From here you will find answers to the most frequently asked questions across all our services. Using the filter simply choose either business or individual to access the complete range of services available. Can’t find the answer you are looking for? Contact us to discuss your query.

I am the director of a company. Am I liable if an employee dies as a result of an accident of work?

A

Directors cannot rely upon limited liability to avoid the risk of being prosecuted as an individual if a death occurs in the workplace following breaches of health and safety. Penalties upon conviction can range from an unlimited fine to life imprisonment depending upon the circumstances. Seek legal advice immediately.

Do I need a solicitor to attend with me for a meeting with HSE?

A

You are entitled to nominate someone to attend the meeting with you and that can include a solicitor but HSE do not have to agree. If you are being interviewed under caution and in accordance with the Police and Criminal Evidence Act you can insist on having a solicitor with you

I have been asked to attend a meeting with the Health and Safety Executive. Should I attend?

A

You are obliged by law to cooperate with HSE inspectors during an investigation, including providing any information they may reasonably require and attending any necessary meetings.

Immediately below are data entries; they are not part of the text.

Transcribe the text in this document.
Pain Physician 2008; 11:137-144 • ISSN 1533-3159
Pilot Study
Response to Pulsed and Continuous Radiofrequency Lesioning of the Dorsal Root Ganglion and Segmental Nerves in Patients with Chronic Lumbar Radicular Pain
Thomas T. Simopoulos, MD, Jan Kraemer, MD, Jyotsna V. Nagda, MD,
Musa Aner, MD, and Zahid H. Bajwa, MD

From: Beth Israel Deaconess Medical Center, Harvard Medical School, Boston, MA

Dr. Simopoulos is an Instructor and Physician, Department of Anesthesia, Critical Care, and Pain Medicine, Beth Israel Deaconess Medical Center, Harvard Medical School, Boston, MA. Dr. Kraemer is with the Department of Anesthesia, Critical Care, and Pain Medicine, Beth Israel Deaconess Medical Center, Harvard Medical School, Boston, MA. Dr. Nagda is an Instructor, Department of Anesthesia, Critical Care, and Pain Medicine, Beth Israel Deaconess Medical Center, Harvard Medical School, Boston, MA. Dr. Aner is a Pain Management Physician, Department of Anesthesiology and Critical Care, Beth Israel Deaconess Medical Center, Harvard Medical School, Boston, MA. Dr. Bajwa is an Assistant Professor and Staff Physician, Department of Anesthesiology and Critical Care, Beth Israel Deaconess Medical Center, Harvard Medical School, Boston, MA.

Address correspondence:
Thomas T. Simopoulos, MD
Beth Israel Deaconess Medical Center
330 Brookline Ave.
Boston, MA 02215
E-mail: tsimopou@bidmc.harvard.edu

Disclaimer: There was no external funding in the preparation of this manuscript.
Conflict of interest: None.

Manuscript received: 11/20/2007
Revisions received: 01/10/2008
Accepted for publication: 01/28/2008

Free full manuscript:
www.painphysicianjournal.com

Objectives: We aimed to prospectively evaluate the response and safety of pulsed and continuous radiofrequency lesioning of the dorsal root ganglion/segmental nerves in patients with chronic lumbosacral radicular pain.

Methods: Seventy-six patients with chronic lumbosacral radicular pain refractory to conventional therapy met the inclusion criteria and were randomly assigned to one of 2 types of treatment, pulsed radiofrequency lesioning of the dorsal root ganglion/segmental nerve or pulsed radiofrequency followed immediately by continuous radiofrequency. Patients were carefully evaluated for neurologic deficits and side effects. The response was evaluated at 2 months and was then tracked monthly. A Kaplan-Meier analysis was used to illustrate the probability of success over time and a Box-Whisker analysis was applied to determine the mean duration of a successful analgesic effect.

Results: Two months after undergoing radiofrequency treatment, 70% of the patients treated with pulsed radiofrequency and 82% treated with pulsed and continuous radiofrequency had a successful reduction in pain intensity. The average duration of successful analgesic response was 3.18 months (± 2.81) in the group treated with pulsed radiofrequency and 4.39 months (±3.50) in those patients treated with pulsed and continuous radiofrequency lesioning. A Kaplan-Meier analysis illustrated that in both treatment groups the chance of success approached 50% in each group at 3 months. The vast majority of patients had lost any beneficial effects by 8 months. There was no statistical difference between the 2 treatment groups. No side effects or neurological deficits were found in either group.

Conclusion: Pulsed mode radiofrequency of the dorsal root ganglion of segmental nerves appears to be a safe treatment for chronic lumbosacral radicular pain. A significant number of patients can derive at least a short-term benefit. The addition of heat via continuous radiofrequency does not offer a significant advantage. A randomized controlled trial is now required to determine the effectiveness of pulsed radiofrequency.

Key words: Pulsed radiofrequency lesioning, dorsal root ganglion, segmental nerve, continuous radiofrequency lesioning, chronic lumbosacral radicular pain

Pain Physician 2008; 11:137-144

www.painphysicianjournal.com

I have been asked to attend for an interview with HMRC. Do I need a solicitor?

A

If the interview is to be conducted under caution and in accordance with the Police and Criminal Evidence Act the answer is yes. This type of interview can only take place if you are suspected of criminal conduct and could result in a prosecution.

Can I close one company and start a new company with the same name?

A

There are certain restrictions on trading under a similar name and, therefore, you should always take legal advice before setting up a new company or trading.

What is the cheapest way to put my business into liquidation?

A

There are different ways in which to place a company into an insolvency process and the cost will depend on a number of issues

What happens to my staff if my business goes into liquidation or administration?

A

If a company goes into liquidation, it is likely that the business will be closed and any employees will be made redundant. If a company goes into administration, the administrator may ask some employees to continue to work although, in most circumstances, there will be redundancies. If an employee is owed wages, they may be able to make a claim via the insolvency practitioner appointed or through the Redundancy Payments Office.

How do I know if my business is insolvent?

A

If the company is unable to pay its debts as and when they fall due, the directors should seek professional advice from a solicitor or an accountant as to the options available.  In some cases, if advice is sought immediately, the business can be saved.

How do I know if I am insolvent, what should I do next?

A

If you believe that you may be unable to pay your debts as and when they fall due, you should seek professional advice from your solicitor or accountant as to the options available to you.

What is administration?

A

Administration is a formal insolvency procedure whereby an administrator is appointed by either the court, the directors of the company or a floating charge holder. The purpose of the administration is to either attempt a reorganisation of the business or to take steps to sell the company’s assets under the protection of a moratorium. Creditors cannot take steps against the company whilst it is in administration but they may be able to recover goods under a retention of title clause.